By day 30 you have stopped feeding the lead farms net-new. By day 90 your GBP is ranking. By day 180 your own website is sending you leads. By month 12 your past-customer list is starting to pay you back in repeat jobs and referrals.
The honest tradeoff
I am not going to tell you to drop Angi tomorrow. If 70 percent of your jobs come from Thumbtack right now, killing it Friday breaks your week. The realistic move is this: keep the lead farms running while you build the owned channels in parallel, then slowly throttle Angi spend as your GBP, site, and list start delivering.
Most Tampa contractors I work with at Skylift see a clean handoff inside six to nine months. Year two, lead-farm spend is down 60 to 80 percent. Year three, it is a backup channel they switch on during a slow month, not the artery.
The point is not that lead farms are evil. The point is that they are renters' insurance. They keep you in the business in the short term. They do not build the business.
What a real Tampa contractor website actually needs
If you decide the website is worth doing, here is the actual checklist most contractors miss:
- A service page for each actual service you do (not one page that lists ten services in a paragraph)
- A service area page for each city you cover (Tampa, Brandon, St. Pete, Clearwater, Riverview, Wesley Chapel, Lakeland) — these rank for "[service] [city]" searches with almost no competition
- A real photo gallery of your work (smartphone is fine; what kills you is fake stock photos)
- A quote form that actually books appointments instead of just emailing into the void
- Schema markup for LocalBusiness, Services, and AggregateRating so Google understands what you do
- GBP integration with the site (NAP citations match, link from site to GBP, schema references the place ID)
- Review widget pulling live Google reviews on the homepage and service pages
If your current site is missing four or more of these, that is why it is not generating leads. It was built like a brochure, not like a lead asset.
Where Skylift fits
The Skylift subscription model at $499/month was designed for exactly this contractor — someone doing $200k to $1.5M a year in revenue, paying too much in lead fees, with no time to learn WordPress, who needs an asset that compounds instead of an expense that does not.
We build the site, we maintain it, we wire the GBP and the review automation, and we update it whenever you need a change inside 72 hours. No one-time $5,000 bill. No freelancer who disappears. No platform that owns your customer relationship. Read more on the process page if you want the unboxed version of how it works.

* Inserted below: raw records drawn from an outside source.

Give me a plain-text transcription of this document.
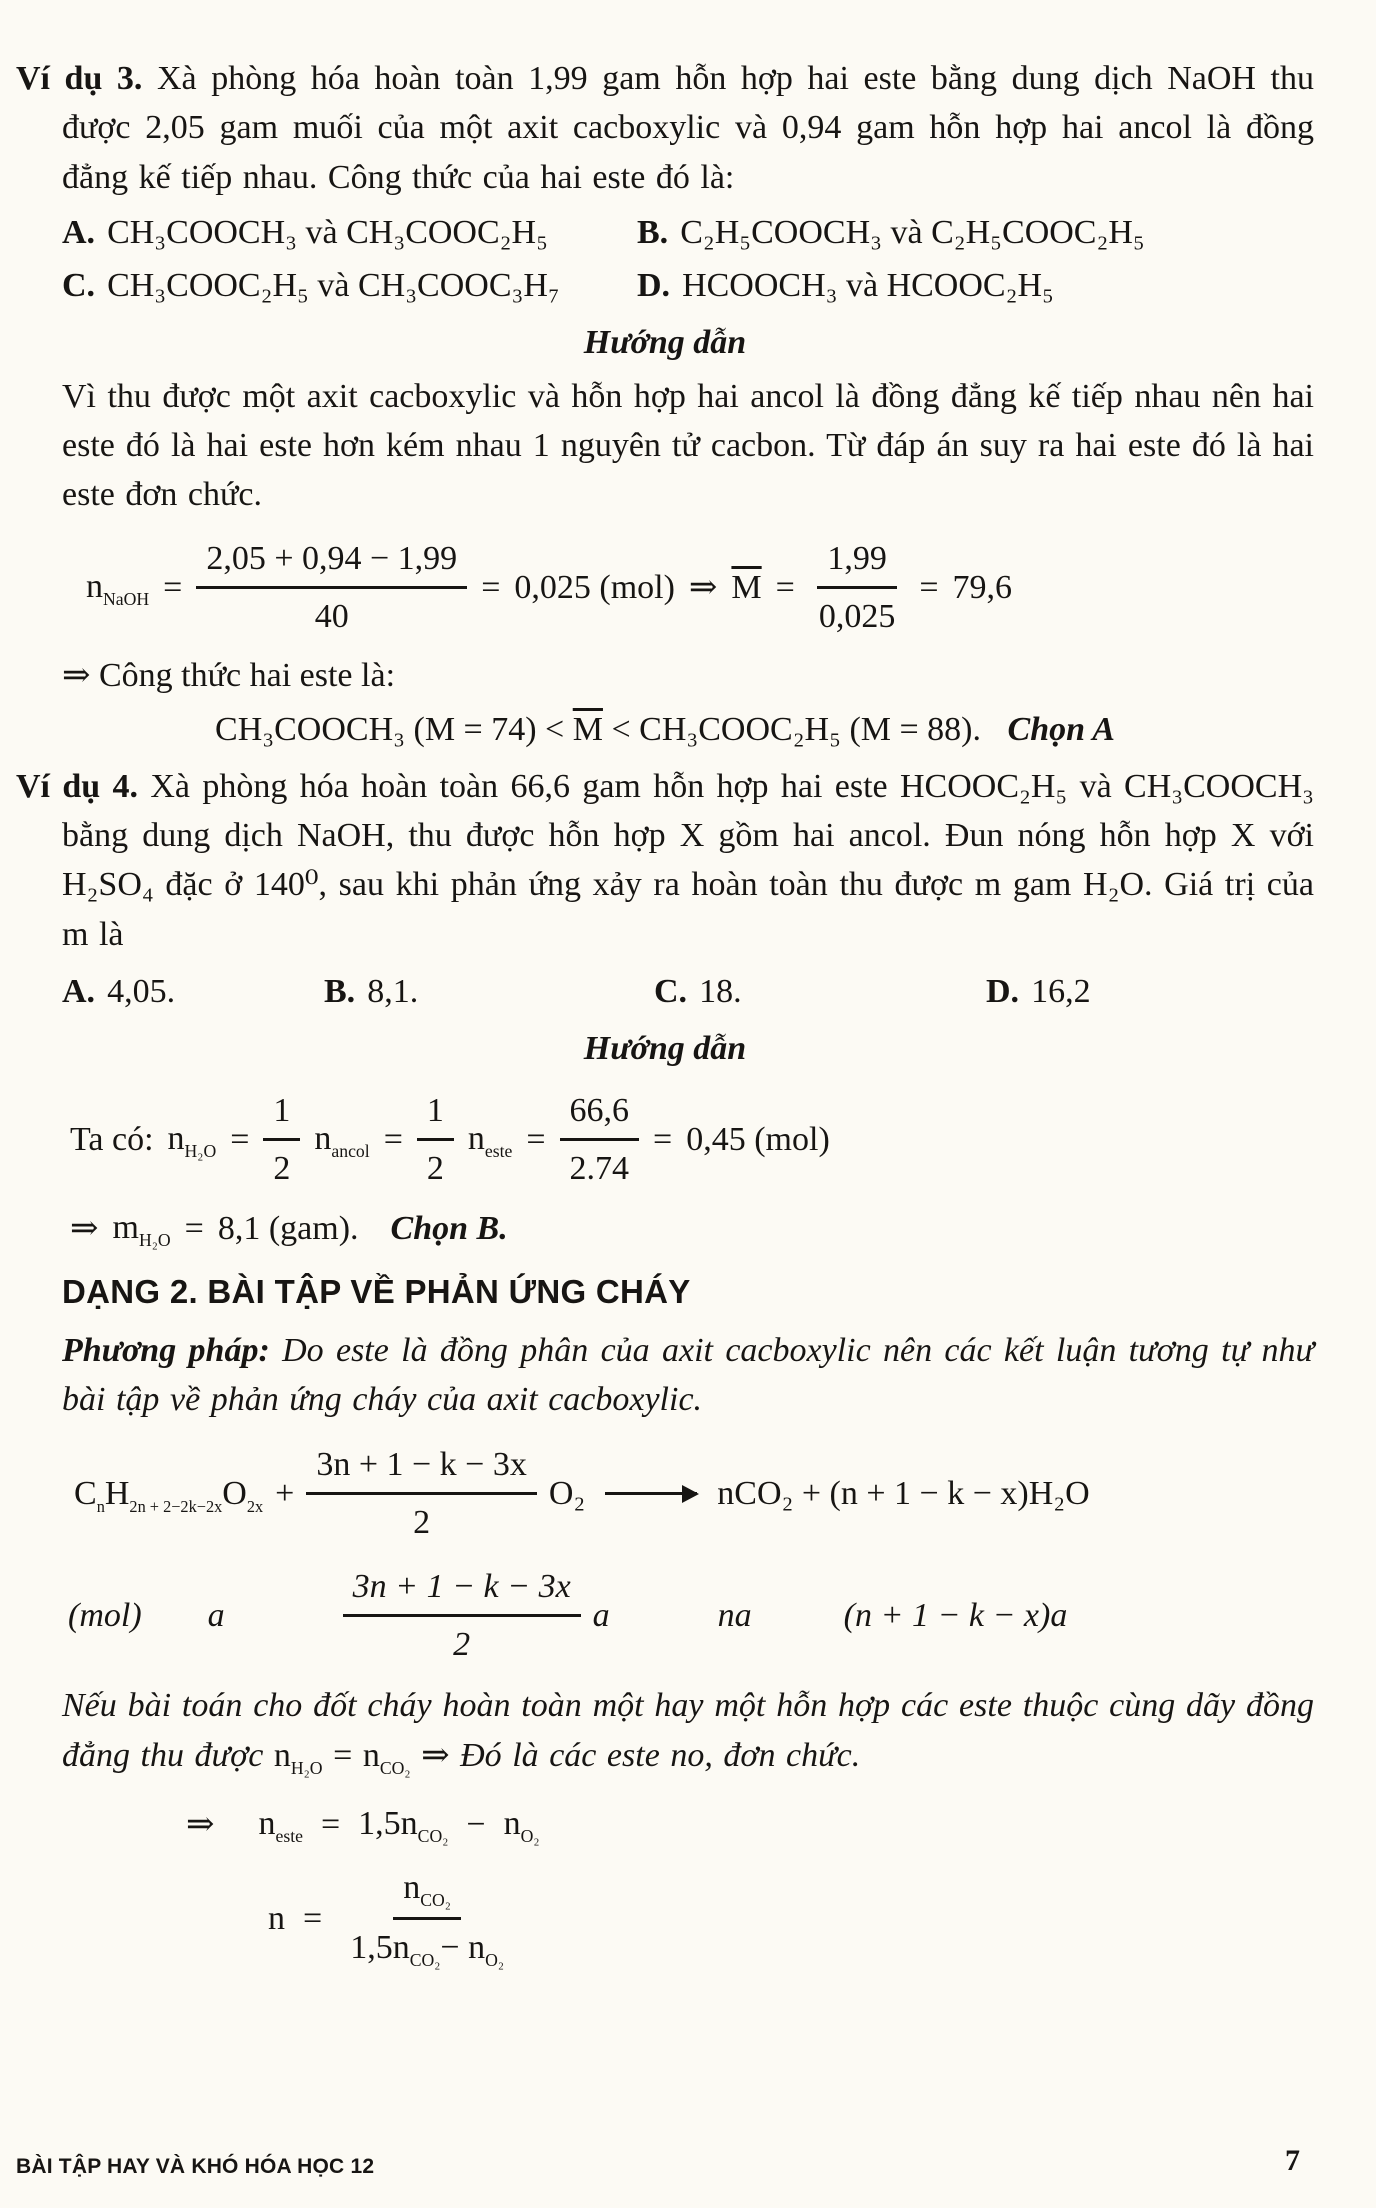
Ví dụ 3. Xà phòng hóa hoàn toàn 1,99 gam hỗn hợp hai este bằng dung dịch NaOH thu được 2,05 gam muối của một axit cacboxylic và 0,94 gam hỗn hợp hai ancol là đồng đẳng kế tiếp nhau. Công thức của hai este đó là:

A. CH₃COOCH₃ và CH₃COOC₂H₅	B. C₂H₅COOCH₃ và C₂H₅COOC₂H₅
C. CH₃COOC₂H₅ và CH₃COOC₃H₇	D. HCOOCH₃ và HCOOC₂H₅

Hướng dẫn

Vì thu được một axit cacboxylic và hỗn hợp hai ancol là đồng đẳng kế tiếp nhau nên hai este đó là hai este hơn kém nhau 1 nguyên tử cacbon. Từ đáp án suy ra hai este đó là hai este đơn chức.

$n_{NaOH} = \frac{2,05 + 0,94 - 1,99}{40} = 0,025$ (mol) ⇒ $\overline{M} = \frac{1,99}{0,025} = 79,6$

⇒ Công thức hai este là:

CH₃COOCH₃ $(M = 74) < \overline{M}$ < CH₃COOC₂H₅ (M = 88). Chọn A

Ví dụ 4. Xà phòng hóa hoàn toàn 66,6 gam hỗn hợp hai este HCOOC₂H₅ và CH₃COOCH₃ bằng dung dịch NaOH, thu được hỗn hợp X gồm hai ancol. Đun nóng hỗn hợp X với H₂SO₄ đặc ở 140⁰, sau khi phản ứng xảy ra hoàn toàn thu được m gam H₂O. Giá trị của m là

A. 4,05.	B. 8,1.	C. 18.	D. 16,2

Hướng dẫn

Ta có: $n_{H_2O} = \frac{1}{2} n_{ancol} = \frac{1}{2} n_{este} = \frac{66,6}{2.74} = 0,45$ (mol)
⇒ $m_{H_2O} = 8,1$ (gam). Chọn B.
DẠNG 2. BÀI TẬP VỀ PHẢN ỨNG CHÁY

Phương pháp: Do este là đồng phân của axit cacboxylic nên các kết luận tương tự như bài tập về phản ứng cháy của axit cacboxylic.

$C_nH_{2n + 2-2k-2x}O_{2x} + \frac{3n + 1 - k - 3x}{2} O_2$	nCO₂ + (n + 1 − k − x)H₂O
(mol) a	$\frac{3n + 1 - k - 3x}{2}$ a	na	(n + 1 − k − x)a

Nếu bài toán cho đốt cháy hoàn toàn một hay một hỗn hợp các este thuộc cùng dãy đồng đẳng thu được $n_{H_2O} = n_{CO_2}$ ⇒ Đó là các este no, đơn chức.

⇒ $n_{este} = 1,5n_{CO_2} - n_{O_2}$
$n = \frac{n_{CO_2}}{1,5n_{CO_2}- n_{O_2}}$
BÀI TẬP HAY VÀ KHÓ HÓA HỌC 12	7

The point is not that Skylift is the only answer. The point is that you can build a real owned channel for less than what you are currently paying Angi every month, and at the end of three years you will have something to show for it.
What to do this week
If you take one thing from this post, do the GBP audit. It is free, it takes 20 minutes, and it will probably surface three or four things you can fix today that move the needle inside a month. If you would rather not do it alone, I built a free PDF audit specifically for Tampa contractors that walks through the seven things that hurt your ranking the most. Link below.
The lead-farm model is not going away. But you do not have to be the one renting forever.